Real Choices, Real Lives: Identifying 'glitches' in the gender socialisation process
Real Choices, Real Lives: Identifying 'glitches' in the gender socialisation process
Real Choices, Real Lives Cohort Study
Real Choices, Real Lives is a longitudinal study tracking over 120 girls and their families across nine countries, from their birth in 2006 until the age of 18 in 2024.
Through qualitative research, Real Choices, Real Lives focuses on understanding how age, gender, and poverty interact in a girl’s life and influence her opportunities and outcomes.
Real Choices, Real Lives provides rich insight into the realities of growing up in a gendered world. Our in-depth data reveals both the outcomes of gender inequalities as well as how the process of gender socialisation – where males and females are taught to follow ‘gendered norms’ that determine how they should and shouldn’t behave – is influenced across the course of a girl’s life.
Exploring the potential of 'I don’t think it’s fair'
I began working on the Cohort study in 2018, when the girls turned 11/12, an age where the changes and challenges, as well as the opportunities, that adolescence brings become increasingly prominent.
This year, we decided to look deeper into our analysis – beyond the girls’ experiences of gender inequality and the reproduction of gendered norms, to identify where the girls demonstrate ‘slippages’, or ‘glitches’, in this process.
In three regionally-focused reports, looking at the countries in Sub-Saharan Africa (Benin, Togo, Uganda); South East Asia (Cambodia, Philippines, Vietnam); and Latin America and the Caribbean (Brazil, Dominican Republic, El Salvador), we will explore our longitudinal qualitative data to see when and where, and more significantly how and why, the Cohort girls demonstrate some level of disruption to the gender socialisation process.
We’re doing this because even the subtlest of ‘glitches’ – for example, a simple recognition that girls and boys are expected to behave differently or take on different roles – can present a moment of powerful potential for change.
If we can understand why these ‘glitches’ happen, we can help inform the way NGOs and governments facilitate social norm change, on the path to gaining gender equality.
Speaking out against gendered expectations
At first glance, it appeared to me that there were a dishearteningly low number of ‘glitches’ demonstrated by the girls, as many show acceptance or approval of gendered inequalities, such as restrictions on their freedom of movement, which don’t apply to boys; their disproportionate household responsibilities; or expectations that in entering adolescence, they should stop playing and behaving as children while their male peers are free to continue.
However, as we delved deeper into the longitudinal data, we found that every girl had, in fact, at some point noticed, questioned, or spoken out against the gendered expectations placed on them.
The realisation that something is unfair is a feeling that we have all experienced, but it is how we then react to that recognition of injustice that can be crucial.
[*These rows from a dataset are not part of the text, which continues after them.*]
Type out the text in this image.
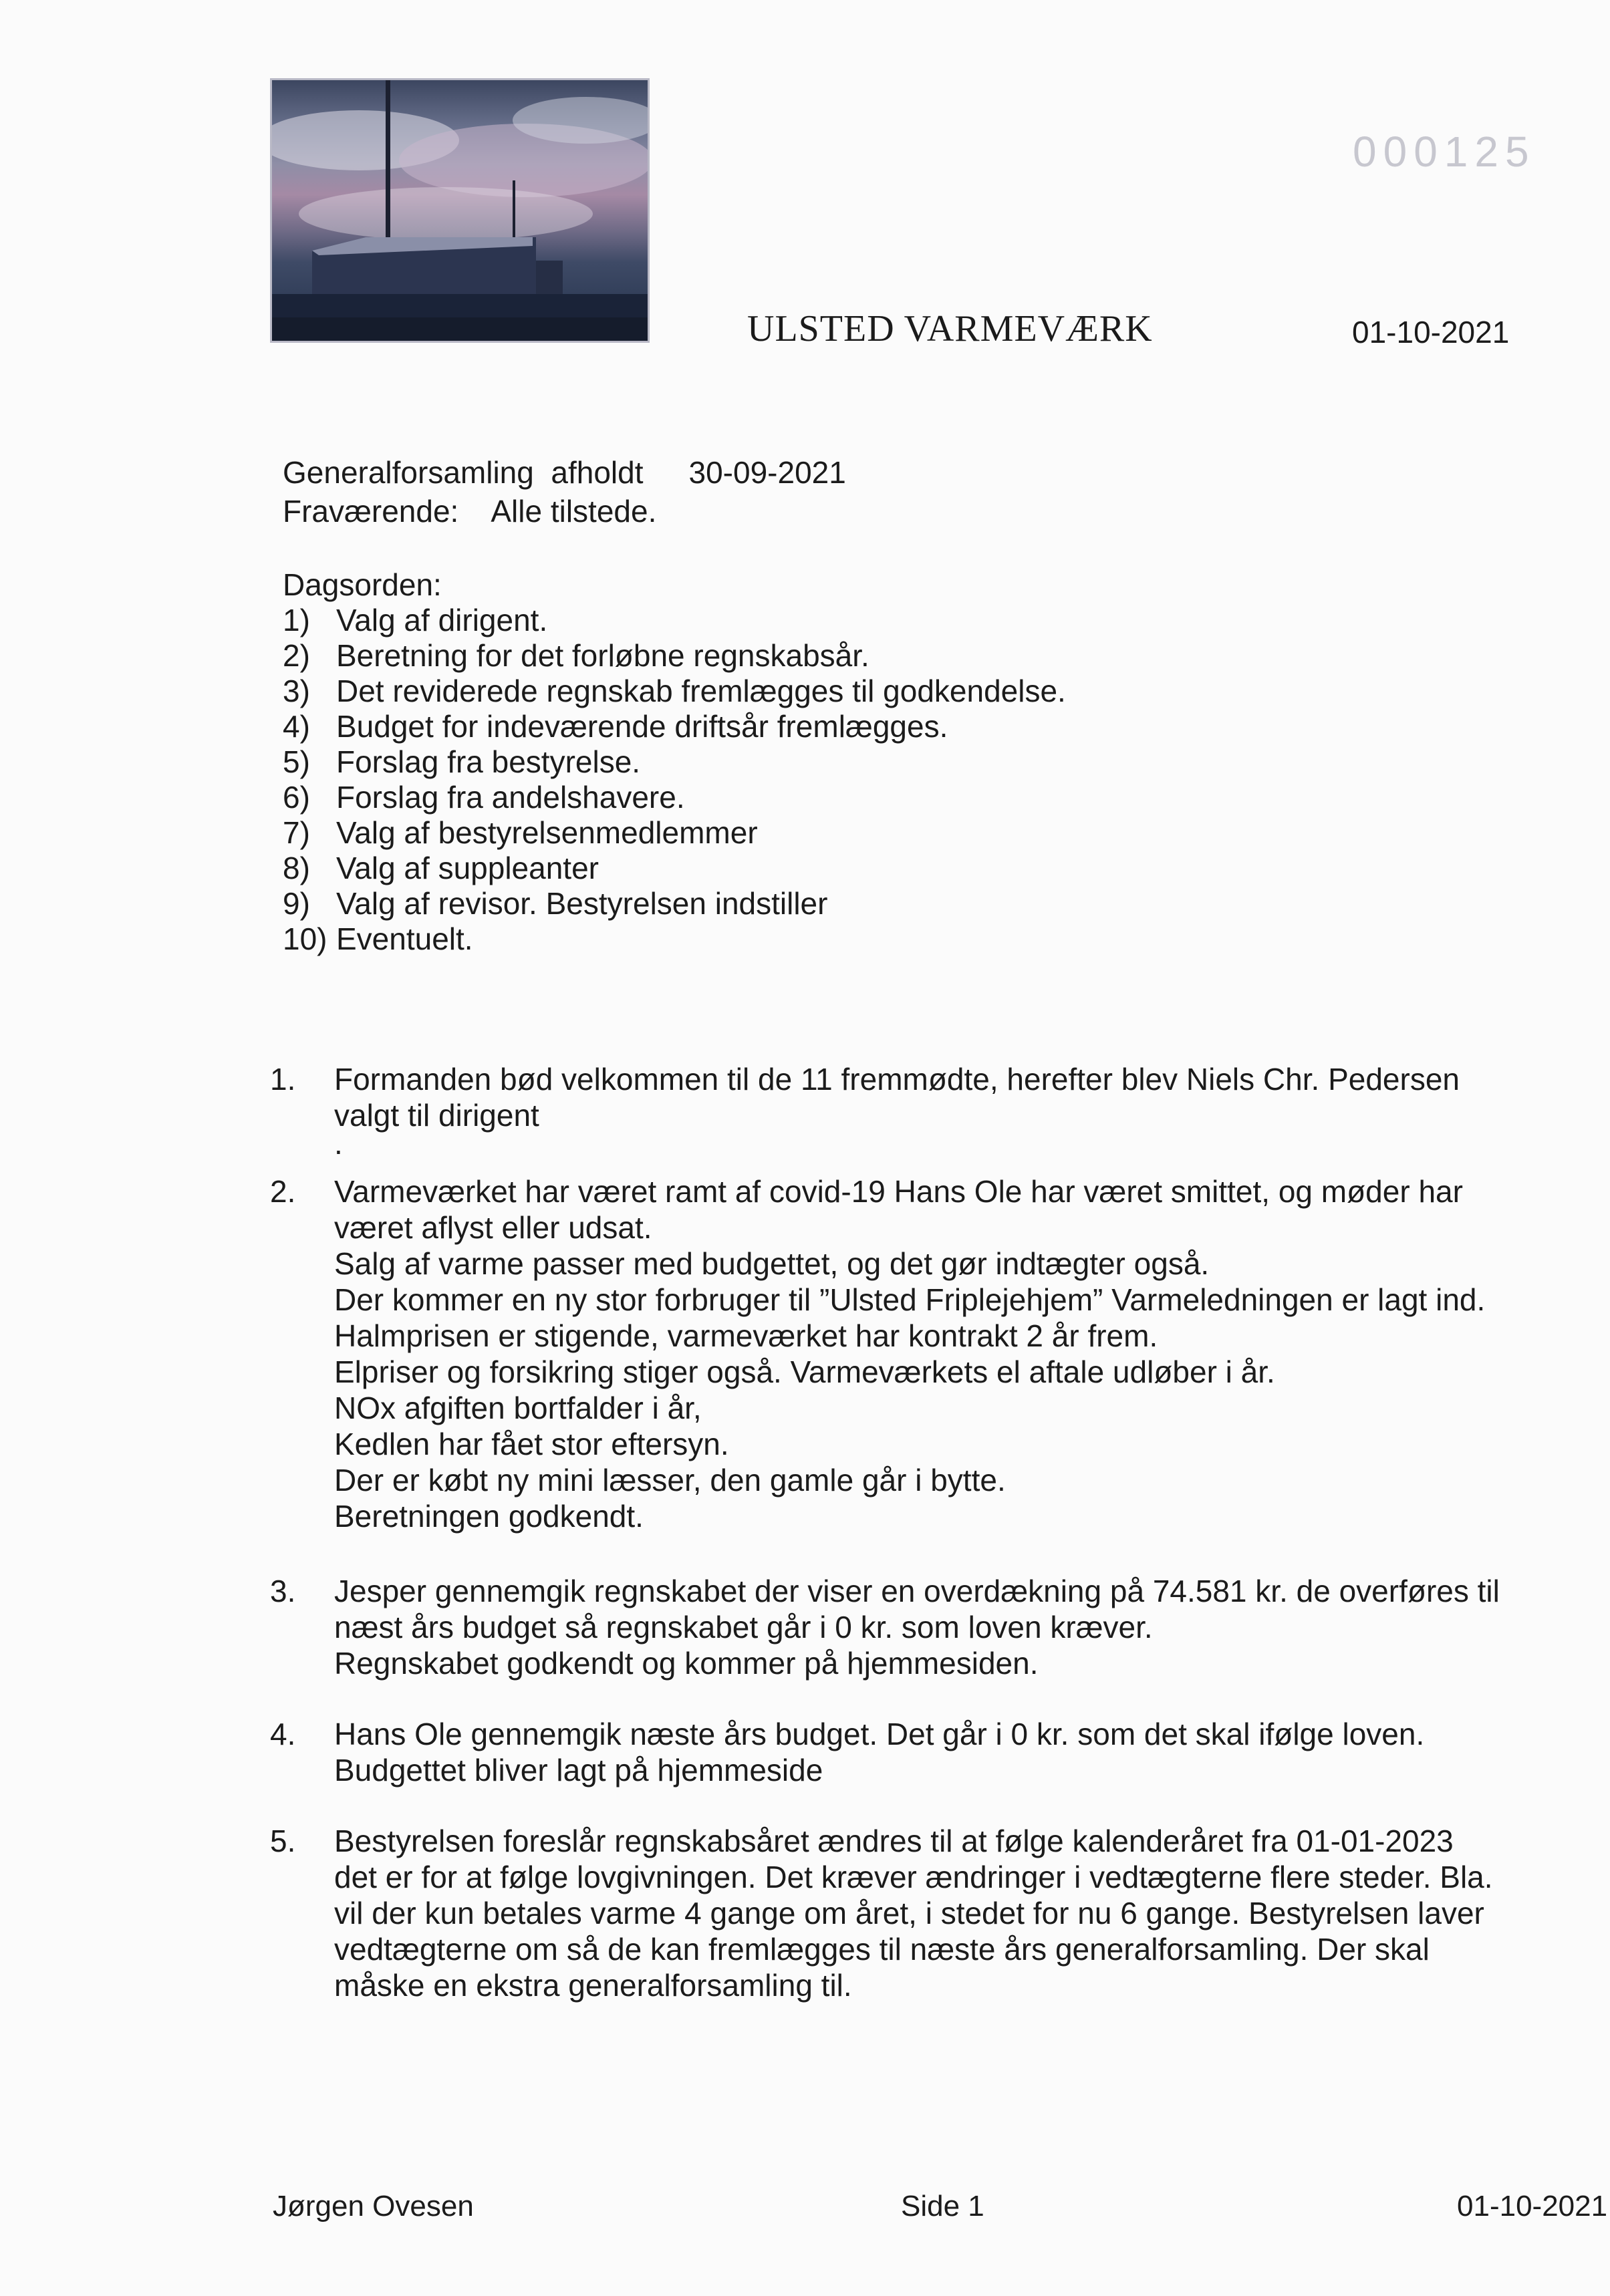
000125
ULSTED VARMEVÆRK	01-10-2021
Generalforsamling  afholdt 30-09-2021
Fraværende: Alle tilstede.
Dagsorden:
1) Valg af dirigent.
2) Beretning for det forløbne regnskabsår.
3) Det reviderede regnskab fremlægges til godkendelse.
4) Budget for indeværende driftsår fremlægges.
5) Forslag fra bestyrelse.
6) Forslag fra andelshavere.
7) Valg af bestyrelsenmedlemmer
8) Valg af suppleanter
9) Valg af revisor. Bestyrelsen indstiller
10) Eventuelt.
1.	Formanden bød velkommen til de 11 fremmødte, herefter blev Niels Chr. Pedersen
valgt til dirigent
.
2.	Varmeværket har været ramt af covid-19 Hans Ole har været smittet, og møder har
været aflyst eller udsat.
Salg af varme passer med budgettet, og det gør indtægter også.
Der kommer en ny stor forbruger til ”Ulsted Friplejehjem” Varmeledningen er lagt ind.
Halmprisen er stigende, varmeværket har kontrakt 2 år frem.
Elpriser og forsikring stiger også. Varmeværkets el aftale udløber i år.
NOx afgiften bortfalder i år,
Kedlen har fået stor eftersyn.
Der er købt ny mini læsser, den gamle går i bytte.
Beretningen godkendt.
3.	Jesper gennemgik regnskabet der viser en overdækning på 74.581 kr. de overføres til
næst års budget så regnskabet går i 0 kr. som loven kræver.
Regnskabet godkendt og kommer på hjemmesiden.
4.	Hans Ole gennemgik næste års budget. Det går i 0 kr. som det skal ifølge loven.
Budgettet bliver lagt på hjemmeside
5.	Bestyrelsen foreslår regnskabsåret ændres til at følge kalenderåret fra 01-01-2023
det er for at følge lovgivningen. Det kræver ændringer i vedtægterne flere steder. Bla.
vil der kun betales varme 4 gange om året, i stedet for nu 6 gange. Bestyrelsen laver
vedtægterne om så de kan fremlægges til næste års generalforsamling. Der skal
måske en ekstra generalforsamling til.
Jørgen Ovesen	Side 1	01-10-2021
The moment can pass quickly in our reluctant acceptance that 'it’s just the way things are', or it can instead cause an upheaval of our opinions and actions.
When it comes to social norms – the ‘informal rules’ which decide what is and is not acceptable behaviour in a society – the tendency to follow the crowd and obey the ‘rules’ can often be overwhelming.
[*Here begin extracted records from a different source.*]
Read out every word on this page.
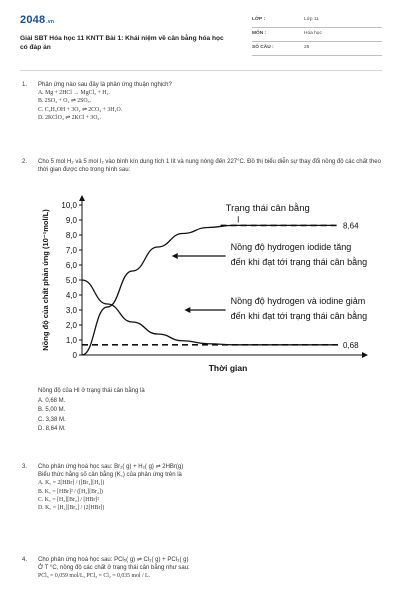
2048.vn
Giải SBT Hóa học 11 KNTT Bài 1: Khái niệm về cân bằng hóa học có đáp án
LỚP :	Lớp 11
MÔN :	Hóa học
SỐ CÂU :	25
1. Phản ứng nào sau đây là phản ứng thuận nghịch?
A. Mg + 2HCl → MgCl₂ + H₂.
B. 2SO₂ + O₂ ⇌ 2SO₃.
C. C₂H₅OH + 3O₂ ⇌ 2CO₂ + 3H₂O.
D. 2KClO₃ ⇌ 2KCl + 3O₂.
2. Cho 5 mol H₂ và 5 mol I₂ vào bình kín dung tích 1 lít và nung nóng đến 227°C. Đồ thị biểu diễn sự thay đổi nồng độ các chất theo thời gian được cho trong hình sau:
0
1,0
2,0
3,0
4,0
5,0
6,0
7,0
8,0
9,0
10,0
Nồng độ của chất phản ứng (10⁻¹mol/L)
Thời gian
8,64
0,68
Trạng thái cân bằng
Nồng độ hydrogen iodide tăng
đến khi đạt tới trạng thái cân bằng
Nồng độ hydrogen và iodine giảm
đến khi đạt tới trạng thái cân bằng
Nồng độ của HI ở trạng thái cân bằng là
A. 0,68 M.
B. 5,00 M.
C. 3,38 M.
D. 8,64 M.
3. Cho phản ứng hoá học sau: Br₂( g) + H₂( g) ⇌ 2HBr(g)
Biểu thức hằng số cân bằng (K꜀) của phản ứng trên là
A. K꜀ = 2[HBr] / ([Br₂][H₂])
B. K꜀ = [HBr]² / ([H₂][Br₂])
C. K꜀ = [H₂][Br₂] / [HBr]²
D. K꜀ = [H₂][Br₂] / (2[HBr])
4. Cho phản ứng hoá học sau: PCl₅( g) ⇌ Cl₂( g) + PCl₃( g)
Ở T °C, nồng độ các chất ở trạng thái cân bằng như sau:
PCl₅ = 0,059 mol/L, PCl₃ = Cl₂ = 0,035 mol / L.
This is because the communication and enforcement of social norms is often multi-layered, coming from a range of influences in our lives: our family, our friends and community, our education, the media and technology we access, the political and economic situation where we live, which all shape our understanding of what is considered ‘normal’ behaviour. We know that the way these influences interact is complex, as well as different for each of us at different points in our lives.
That is why identifying how, when, and why one or more of these influences helps cause a girl to stop and question a social norm she has been taught to follow can inform policy and programming, that seek to transform the gendered norms which are at the root of many of the inequalities that girls and women, as well as boys and men, face.
Understanding ‘glitches’ within a girl’s context
We are placing this year’s data into the girls’ specific contexts through in-depth case studies to map the influences – people and relationships, events and changes, institutions and policies – which help to form or break gendered norms and inequalities.
In observing both the differences and similarities between the girls’ cases, within their country contexts and across the Cohort, we can see the absolute importance of understanding a girl’s full reality and experience, if we wish to analyse how and why she makes choices to ‘accept’ or ‘disrupt’ gendered norms.
Our first report will focus on the Sub-Saharan Africa Cohort countries of Benin, Togo, and Uganda, and will explore how our 37 girls in these contexts challenge the gendered norms that shape: girls’ interaction with boys; girls’ obedience and deference; girls’ future roles; and girls’ household responsibilities.
This first report in the series of three will be launched at CSW 2019 in New York and will be available online on the Plan International UK website from 12 March 2019.